The IMF, for its part, considers a more equitable income distribution to be not only sound social policy, but sound economic policy, too. Our research shows that reducing high inequality makes economic growth more robust and sustainable over the long term.
I believe that there are several steps countries can take to address inequality. For starters, governments can increase their direct support for lower-skill workers, especially in geographic regions that have been most affected by automation and outsourcing.
Specifically, governments should increase their public investments in health-care services, education, and skills training; and they should make an effort to improve occupational and geographic mobility.

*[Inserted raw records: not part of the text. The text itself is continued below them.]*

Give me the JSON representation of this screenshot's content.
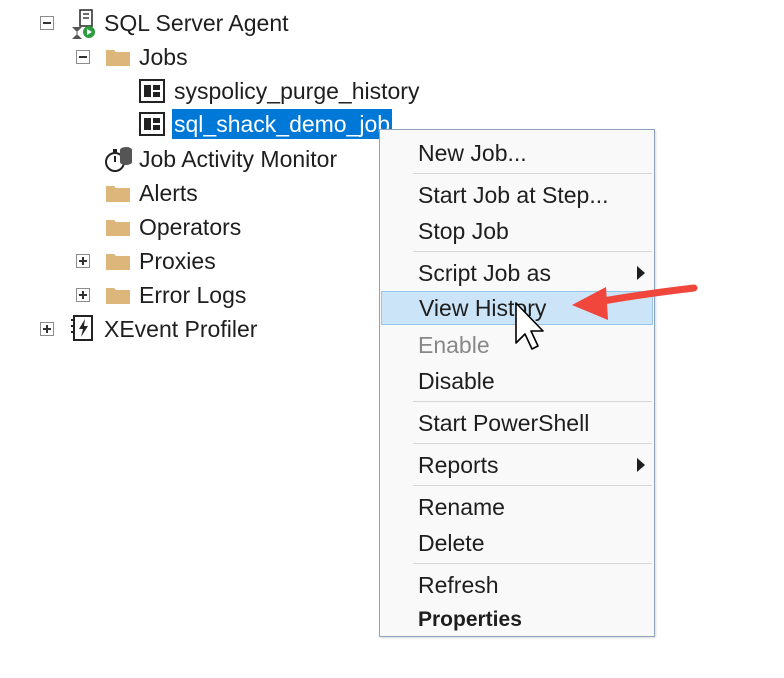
{
  "tree": {
    "sql_server_agent": "SQL Server Agent",
    "jobs": "Jobs",
    "job_1": "syspolicy_purge_history",
    "job_2": "sql_shack_demo_job",
    "job_activity_monitor": "Job Activity Monitor",
    "alerts": "Alerts",
    "operators": "Operators",
    "proxies": "Proxies",
    "error_logs": "Error Logs",
    "xevent_profiler": "XEvent Profiler"
  },
  "context_menu": {
    "new_job": "New Job...",
    "start_job_at_step": "Start Job at Step...",
    "stop_job": "Stop Job",
    "script_job_as": "Script Job as",
    "view_history": "View History",
    "enable": "Enable",
    "disable": "Disable",
    "start_powershell": "Start PowerShell",
    "reports": "Reports",
    "rename": "Rename",
    "delete": "Delete",
    "refresh": "Refresh",
    "properties": "Properties"
  },
  "colors": {
    "selection": "#0078d7",
    "menu_highlight": "#cce4f7",
    "annotation_arrow": "#f0463c",
    "folder": "#dcb67a"
  },
  "icons": [
    "agent-icon",
    "folder-icon",
    "job-icon",
    "stopwatch-icon",
    "xevent-icon",
    "cursor-icon"
  ]
}
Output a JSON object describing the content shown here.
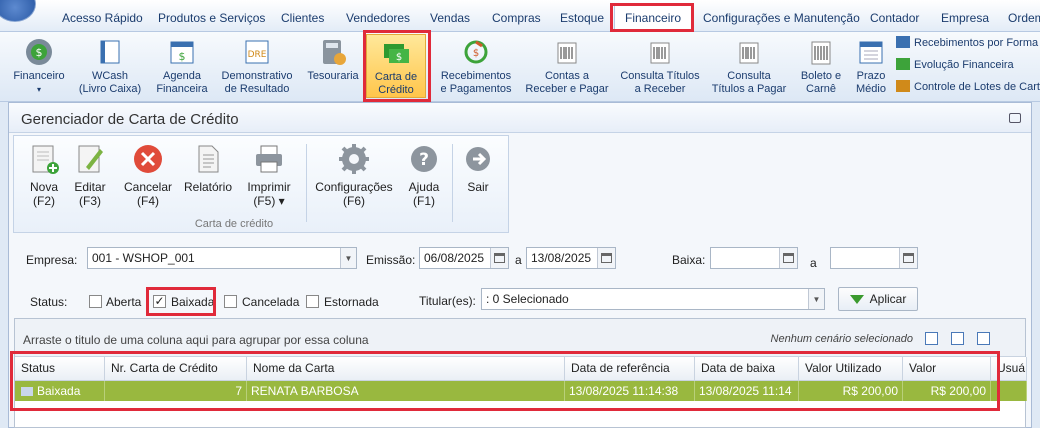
{
  "menu": {
    "tabs": [
      "Acesso Rápido",
      "Produtos e Serviços",
      "Clientes",
      "Vendedores",
      "Vendas",
      "Compras",
      "Estoque",
      "Financeiro",
      "Configurações e Manutenção",
      "Contador",
      "Empresa",
      "Ordem"
    ],
    "active": "Financeiro"
  },
  "ribbon": {
    "financeiro": "Financeiro",
    "wcash": [
      "WCash",
      "(Livro Caixa)"
    ],
    "agenda": [
      "Agenda",
      "Financeira"
    ],
    "dre": [
      "Demonstrativo",
      "de Resultado"
    ],
    "dre_icon_text": "DRE",
    "tesouraria": "Tesouraria",
    "carta": [
      "Carta de",
      "Crédito"
    ],
    "recebimentos": [
      "Recebimentos",
      "e Pagamentos"
    ],
    "contas": [
      "Contas a",
      "Receber e Pagar"
    ],
    "consulta_receber": [
      "Consulta Títulos",
      "a Receber"
    ],
    "consulta_pagar": [
      "Consulta",
      "Títulos a Pagar"
    ],
    "boleto": [
      "Boleto e",
      "Carnê"
    ],
    "prazo": [
      "Prazo",
      "Médio"
    ],
    "side_items": [
      "Recebimentos por Forma de",
      "Evolução Financeira",
      "Controle de Lotes de Cartã"
    ]
  },
  "window": {
    "title": "Gerenciador de Carta de Crédito"
  },
  "toolbar": {
    "nova": [
      "Nova",
      "(F2)"
    ],
    "editar": [
      "Editar",
      "(F3)"
    ],
    "cancelar": [
      "Cancelar",
      "(F4)"
    ],
    "relatorio": "Relatório",
    "imprimir": [
      "Imprimir",
      "(F5) ▾"
    ],
    "configuracoes": [
      "Configurações",
      "(F6)"
    ],
    "ajuda": [
      "Ajuda",
      "(F1)"
    ],
    "sair": "Sair",
    "group_label": "Carta de crédito"
  },
  "filters": {
    "empresa_label": "Empresa:",
    "empresa_value": "001 - WSHOP_001",
    "emissao_label": "Emissão:",
    "emissao_from": "06/08/2025",
    "emissao_sep": "a",
    "emissao_to": "13/08/2025",
    "baixa_label": "Baixa:",
    "baixa_sep": "a",
    "status_label": "Status:",
    "status_options": [
      "Aberta",
      "Baixada",
      "Cancelada",
      "Estornada"
    ],
    "status_checked": "Baixada",
    "titular_label": "Titular(es):",
    "titular_value": ": 0 Selecionado",
    "apply_label": "Aplicar"
  },
  "grid": {
    "group_hint": "Arraste o titulo de uma coluna aqui para agrupar por essa coluna",
    "scenario": "Nenhum cenário selecionado",
    "columns": [
      "Status",
      "Nr. Carta de Crédito",
      "Nome da Carta",
      "Data de referência",
      "Data de baixa",
      "Valor Utilizado",
      "Valor",
      "Usuá"
    ],
    "rows": [
      [
        "Baixada",
        "7",
        "RENATA BARBOSA",
        "13/08/2025 11:14:38",
        "13/08/2025 11:14",
        "R$ 200,00",
        "R$ 200,00",
        ""
      ]
    ]
  }
}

Every country should understand the need for lifelong education to prepare current and future generations for fast-changing technologies.
Second, governments should strengthen social safety nets, especially for families, by promoting affordable childcare, parental leave, access to healthcare, and workplace flexibility.
They can also implement tax reforms and legal minimum wages to support lower-income earners, and create tax incentives to bring more women into the labour market.
Third, governments should commit to ensuring economic fairness in order to restore social trust and bolster public support for reforms. Specifically, governments should foster more competition in important industries that lack it, crack down on tax evasion, and prevent business practices that shift profits to low-tax locations.
These are just some of the policies that can improve economic inclusion, and more should be done to identify additional measures — and implement them effectively. This is a task not only for politicians and public servants, but also for the economics profession as a whole.
I have no doubt that the political developments in 2016 will focus policymakers’ minds on helping those who have benefitted least from economic integration, or have been displaced by technology-driven labour-market changes.
We can raise the income floor only by coming together and moving quickly to build a stronger, more inclusive global economy. That is both the challenge and the opportunity of 2017. We must move fast — and together.